US soya prices reverse decline



By Joanna Newman


AFTER months of relentless decline that brought the market to its lowest level since the 1970s, soya bean prices have finally turned around in response to hot, dry weather conditions across the US corn belt.


Extremely high temperatures and unfavourable short-term weather conditions for bean farmers have caused an abrupt change of sentiment in the market.


The Chicago soya bean futures contract for the month of August has jumped to its highest level since mid-June in a typical weather-rally.


The contract closed on Friday, 23 July at 472.0¢/bushel, up 11% from 423.8¢ just under a week ago.


Traders have switched their attention from the record-high inventories of soya beans and are now focusing on the possibility of a reduction in US acreage yields this autumn.


These concerns were fuelled by last weeks crop condition report from the US Department of Agriculture, which saw a reduction in the estimate of crop rated good to excellent from 71% to 67%.

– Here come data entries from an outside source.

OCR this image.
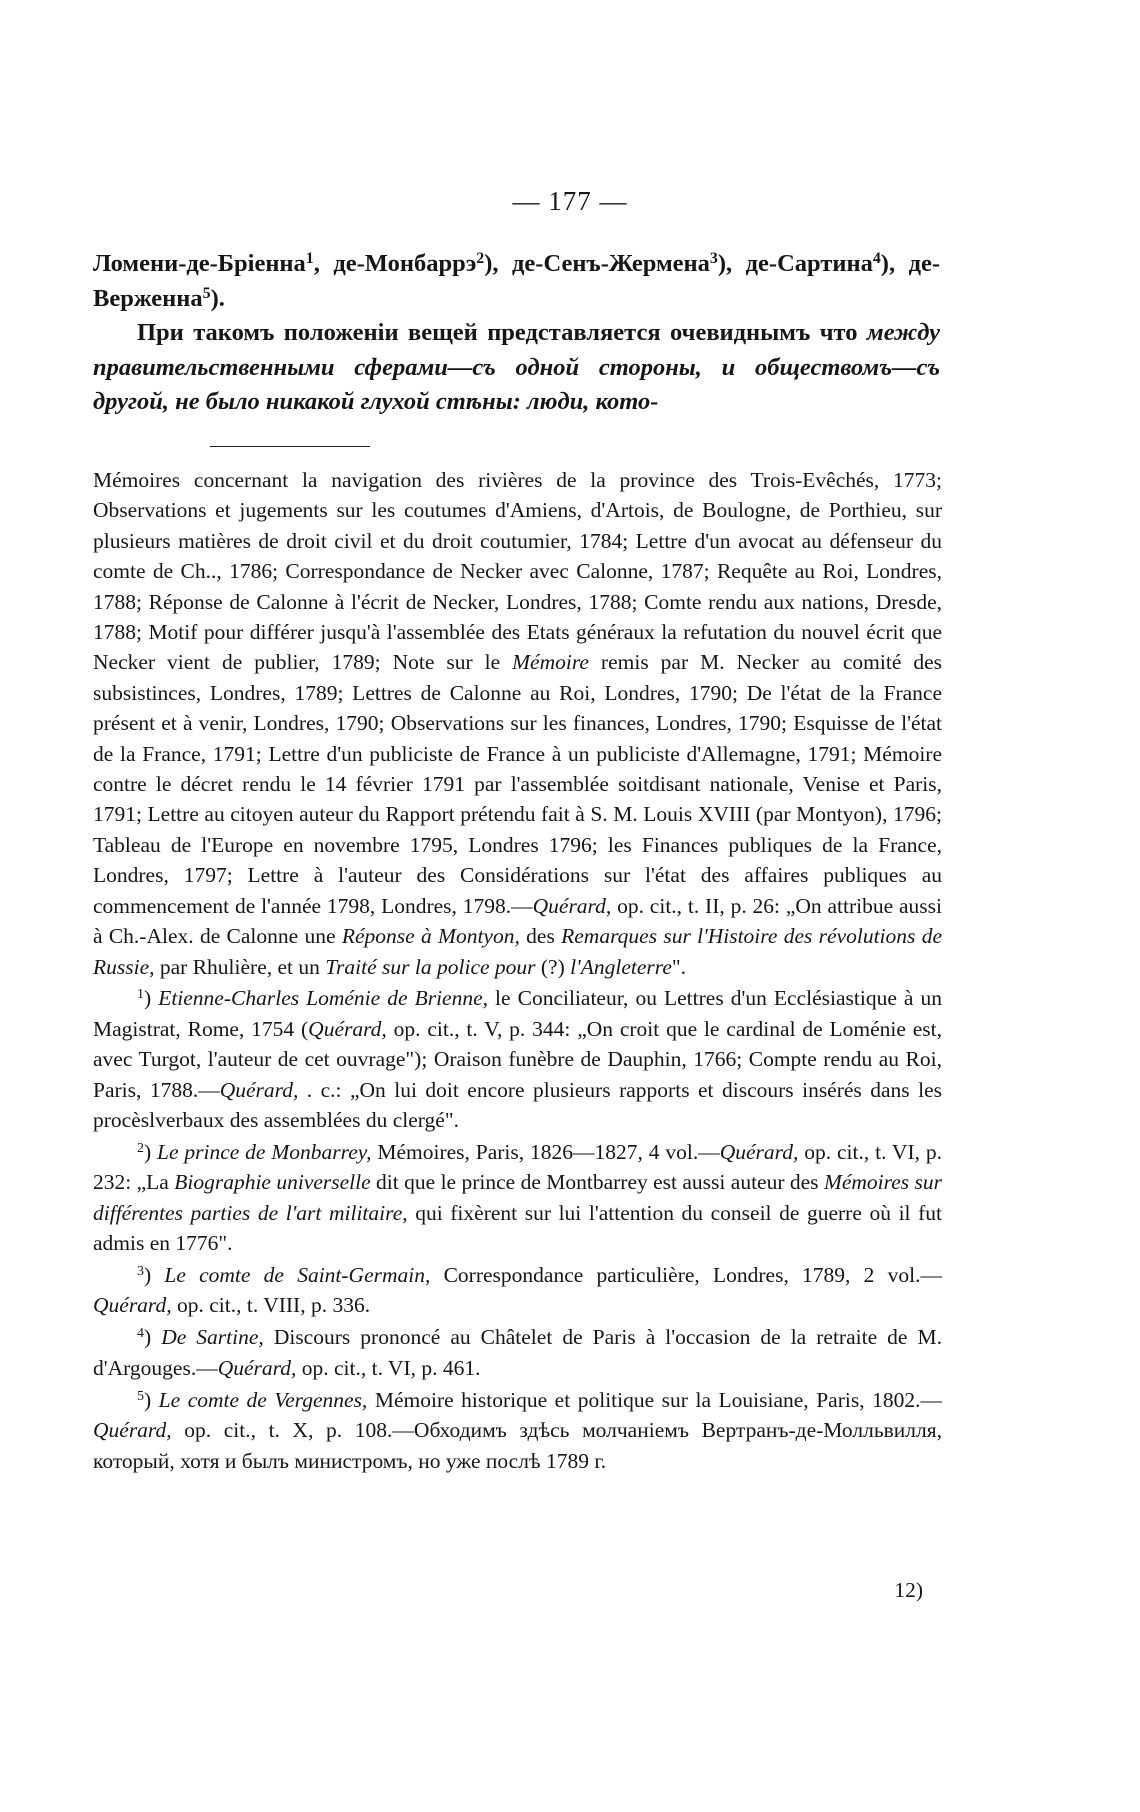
— 177 —

Ломени-де-Бріенна$^1$, де-Монбаррэ$^2$), де-Сенъ-Жермена$^3$), де-Сартина$^4$), де-Верженна$^5$).

При такомъ положеніи вещей представляется очевиднымъ что между правительственными сферами—съ одной стороны, и обществомъ—съ другой, не было никакой глухой стѣны: люди, кото-

Mémoires concernant la navigation des rivières de la province des Trois-Evêchés, 1773; Observations et jugements sur les coutumes d'Amiens, d'Artois, de Boulogne, de Porthieu, sur plusieurs matières de droit civil et du droit coutumier, 1784; Lettre d'un avocat au défenseur du comte de Ch.., 1786; Correspondance de Necker avec Calonne, 1787; Requête au Roi, Londres, 1788; Réponse de Calonne à l'écrit de Necker, Londres, 1788; Comte rendu aux nations, Dresde, 1788; Motif pour différer jusqu'à l'assemblée des Etats généraux la refutation du nouvel écrit que Necker vient de publier, 1789; Note sur le Mémoire remis par M. Necker au comité des subsistinces, Londres, 1789; Lettres de Calonne au Roi, Londres, 1790; De l'état de la France présent et à venir, Londres, 1790; Observations sur les finances, Londres, 1790; Esquisse de l'état de la France, 1791; Lettre d'un publiciste de France à un publiciste d'Allemagne, 1791; Mémoire contre le décret rendu le 14 février 1791 par l'assemblée soitdisant nationale, Venise et Paris, 1791; Lettre au citoyen auteur du Rapport prétendu fait à S. M. Louis XVIII (par Montyon), 1796; Tableau de l'Europe en novembre 1795, Londres 1796; les Finances publiques de la France, Londres, 1797; Lettre à l'auteur des Considérations sur l'état des affaires publiques au commencement de l'année 1798, Londres, 1798.—Quérard, op. cit., t. II, p. 26: „On attribue aussi à Ch.-Alex. de Calonne une Réponse à Montyon, des Remarques sur l'Histoire des révolutions de Russie, par Rhulière, et un Traité sur la police pour (?) l'Angleterre".

$^1$) Etienne-Charles Loménie de Brienne, le Conciliateur, ou Lettres d'un Ecclésiastique à un Magistrat, Rome, 1754 (Quérard, op. cit., t. V, p. 344: „On croit que le cardinal de Loménie est, avec Turgot, l'auteur de cet ouvrage"); Oraison funèbre de Dauphin, 1766; Compte rendu au Roi, Paris, 1788.—Quérard, . c.: „On lui doit encore plusieurs rapports et discours insérés dans les procèslverbaux des assemblées du clergé".

$^2$) Le prince de Monbarrey, Mémoires, Paris, 1826—1827, 4 vol.—Quérard, op. cit., t. VI, p. 232: „La Biographie universelle dit que le prince de Montbarrey est aussi auteur des Mémoires sur différentes parties de l'art militaire, qui fixèrent sur lui l'attention du conseil de guerre où il fut admis en 1776".

$^3$) Le comte de Saint-Germain, Correspondance particulière, Londres, 1789, 2 vol.—Quérard, op. cit., t. VIII, p. 336.

$^4$) De Sartine, Discours prononcé au Châtelet de Paris à l'occasion de la retraite de M. d'Argouges.—Quérard, op. cit., t. VI, p. 461.

$^5$) Le comte de Vergennes, Mémoire historique et politique sur la Louisiane, Paris, 1802.—Quérard, op. cit., t. X, p. 108.—Обходимъ здѣсь молчаніемъ Вертранъ-де-Молльвилля, который, хотя и былъ министромъ, но уже послѣ 1789 г.

12)
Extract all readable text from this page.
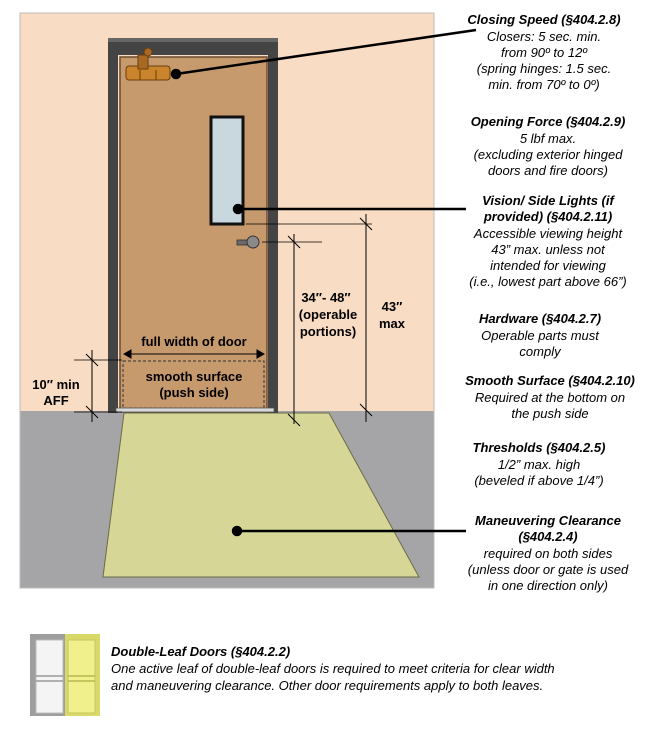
full width of door
smooth surface
(push side)
10″ min
AFF
34″- 48″
(operable
portions)
43″
max
Closing Speed (§404.2.8)
Closers: 5 sec. min.
from 90º to 12º
(spring hinges: 1.5 sec.
min. from 70º to 0º)
Opening Force (§404.2.9)
5 lbf max.
(excluding exterior hinged
doors and fire doors)
Vision/ Side Lights (if
provided) (§404.2.11)
Accessible viewing height
43” max. unless not
intended for viewing
(i.e., lowest part above 66”)
Hardware (§404.2.7)
Operable parts must
comply
Smooth Surface (§404.2.10)
Required at the bottom on
the push side
Thresholds (§404.2.5)
1/2” max. high
(beveled if above 1/4”)
Maneuvering Clearance
(§404.2.4)
required on both sides
(unless door or gate is used
in one direction only)
Double-Leaf Doors (§404.2.2)
One active leaf of double-leaf doors is required to meet criteria for clear width
and maneuvering clearance. Other door requirements apply to both leaves.
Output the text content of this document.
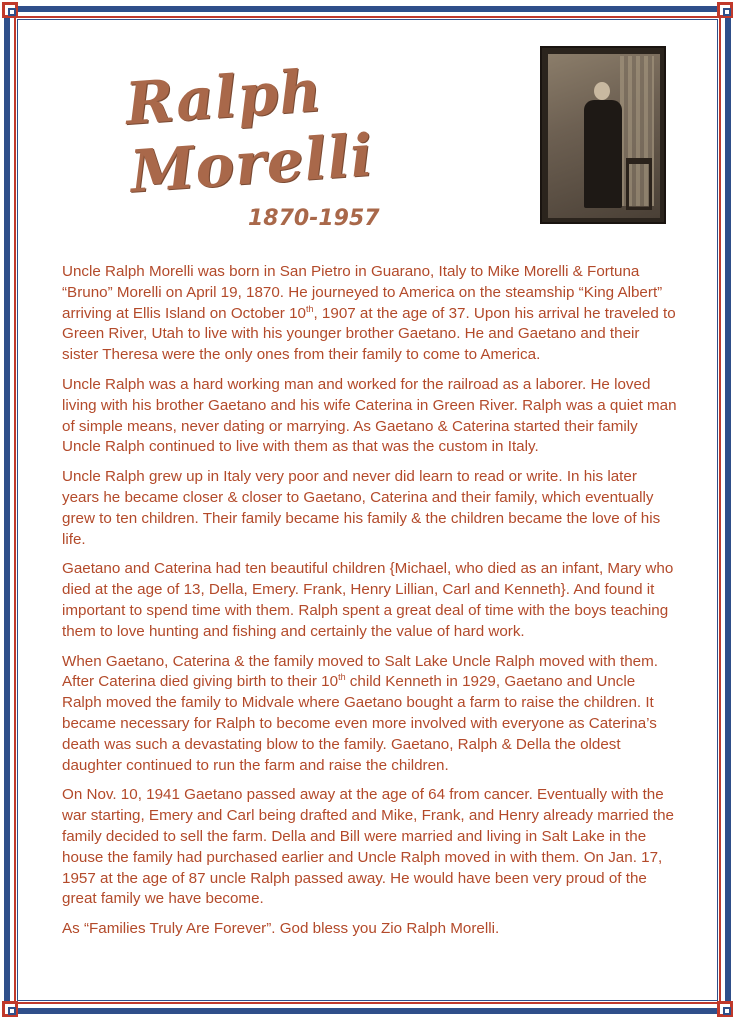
Ralph Morelli
1870-1957

Uncle Ralph Morelli was born in San Pietro in Guarano, Italy to Mike Morelli & Fortuna “Bruno” Morelli on April 19, 1870. He journeyed to America on the steamship “King Albert” arriving at Ellis Island on October 10th, 1907 at the age of 37. Upon his arrival he traveled to Green River, Utah to live with his younger brother Gaetano. He and Gaetano and their sister Theresa were the only ones from their family to come to America.

Uncle Ralph was a hard working man and worked for the railroad as a laborer. He loved living with his brother Gaetano and his wife Caterina in Green River. Ralph was a quiet man of simple means, never dating or marrying. As Gaetano & Caterina started their family Uncle Ralph continued to live with them as that was the custom in Italy.

Uncle Ralph grew up in Italy very poor and never did learn to read or write. In his later years he became closer & closer to Gaetano, Caterina and their family, which eventually grew to ten children. Their family became his family & the children became the love of his life.

Gaetano and Caterina had ten beautiful children {Michael, who died as an infant, Mary who died at the age of 13, Della, Emery. Frank, Henry Lillian, Carl and Kenneth}. And found it important to spend time with them. Ralph spent a great deal of time with the boys teaching them to love hunting and fishing and certainly the value of hard work.

When Gaetano, Caterina & the family moved to Salt Lake Uncle Ralph moved with them. After Caterina died giving birth to their 10th child Kenneth in 1929, Gaetano and Uncle Ralph moved the family to Midvale where Gaetano bought a farm to raise the children. It became necessary for Ralph to become even more involved with everyone as Caterina’s death was such a devastating blow to the family. Gaetano, Ralph & Della the oldest daughter continued to run the farm and raise the children.

On Nov. 10, 1941 Gaetano passed away at the age of 64 from cancer. Eventually with the war starting, Emery and Carl being drafted and Mike, Frank, and Henry already married the family decided to sell the farm. Della and Bill were married and living in Salt Lake in the house the family had purchased earlier and Uncle Ralph moved in with them. On Jan. 17, 1957 at the age of 87 uncle Ralph passed away. He would have been very proud of the great family we have become.

As “Families Truly Are Forever”. God bless you Zio Ralph Morelli.
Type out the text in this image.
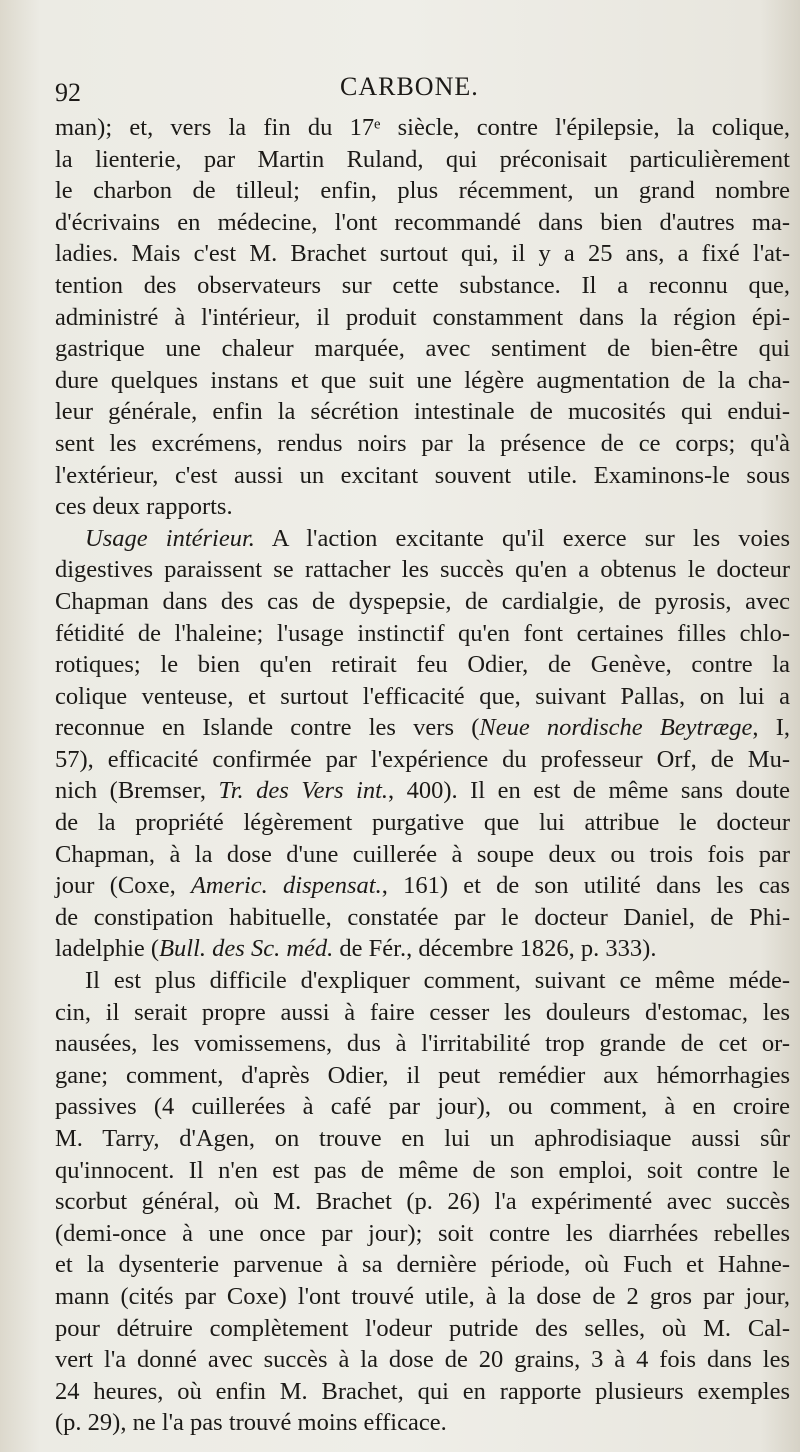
92	CARBONE.
man); et, vers la fin du 17ᵉ siècle, contre l'épilepsie, la colique,
la lienterie, par Martin Ruland, qui préconisait particulièrement
le charbon de tilleul; enfin, plus récemment, un grand nombre
d'écrivains en médecine, l'ont recommandé dans bien d'autres ma-
ladies. Mais c'est M. Brachet surtout qui, il y a 25 ans, a fixé l'at-
tention des observateurs sur cette substance. Il a reconnu que,
administré à l'intérieur, il produit constamment dans la région épi-
gastrique une chaleur marquée, avec sentiment de bien-être qui
dure quelques instans et que suit une légère augmentation de la cha-
leur générale, enfin la sécrétion intestinale de mucosités qui endui-
sent les excrémens, rendus noirs par la présence de ce corps; qu'à
l'extérieur, c'est aussi un excitant souvent utile. Examinons-le sous
ces deux rapports.
Usage intérieur. A l'action excitante qu'il exerce sur les voies
digestives paraissent se rattacher les succès qu'en a obtenus le docteur
Chapman dans des cas de dyspepsie, de cardialgie, de pyrosis, avec
fétidité de l'haleine; l'usage instinctif qu'en font certaines filles chlo-
rotiques; le bien qu'en retirait feu Odier, de Genève, contre la
colique venteuse, et surtout l'efficacité que, suivant Pallas, on lui a
reconnue en Islande contre les vers (Neue nordische Beytræge, I,
57), efficacité confirmée par l'expérience du professeur Orf, de Mu-
nich (Bremser, Tr. des Vers int., 400). Il en est de même sans doute
de la propriété légèrement purgative que lui attribue le docteur
Chapman, à la dose d'une cuillerée à soupe deux ou trois fois par
jour (Coxe, Americ. dispensat., 161) et de son utilité dans les cas
de constipation habituelle, constatée par le docteur Daniel, de Phi-
ladelphie (Bull. des Sc. méd. de Fér., décembre 1826, p. 333).
Il est plus difficile d'expliquer comment, suivant ce même méde-
cin, il serait propre aussi à faire cesser les douleurs d'estomac, les
nausées, les vomissemens, dus à l'irritabilité trop grande de cet or-
gane; comment, d'après Odier, il peut remédier aux hémorrhagies
passives (4 cuillerées à café par jour), ou comment, à en croire
M. Tarry, d'Agen, on trouve en lui un aphrodisiaque aussi sûr
qu'innocent. Il n'en est pas de même de son emploi, soit contre le
scorbut général, où M. Brachet (p. 26) l'a expérimenté avec succès
(demi-once à une once par jour); soit contre les diarrhées rebelles
et la dysenterie parvenue à sa dernière période, où Fuch et Hahne-
mann (cités par Coxe) l'ont trouvé utile, à la dose de 2 gros par jour,
pour détruire complètement l'odeur putride des selles, où M. Cal-
vert l'a donné avec succès à la dose de 20 grains, 3 à 4 fois dans les
24 heures, où enfin M. Brachet, qui en rapporte plusieurs exemples
(p. 29), ne l'a pas trouvé moins efficace.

However, even moderate crop damage will make little inroads into this years expected largest-ever harvest.


The severe glut of soya beans in the USA and worldwide may well discourage any attempts of a sustained price rally.


On a brighter note, cheap US beans are finally attracting foreign buyers away from the South American competition.


In the week to 15 July, the USA exported a healthy 11.6 million bushels of soya beans, all to Asian Pacific rim countries.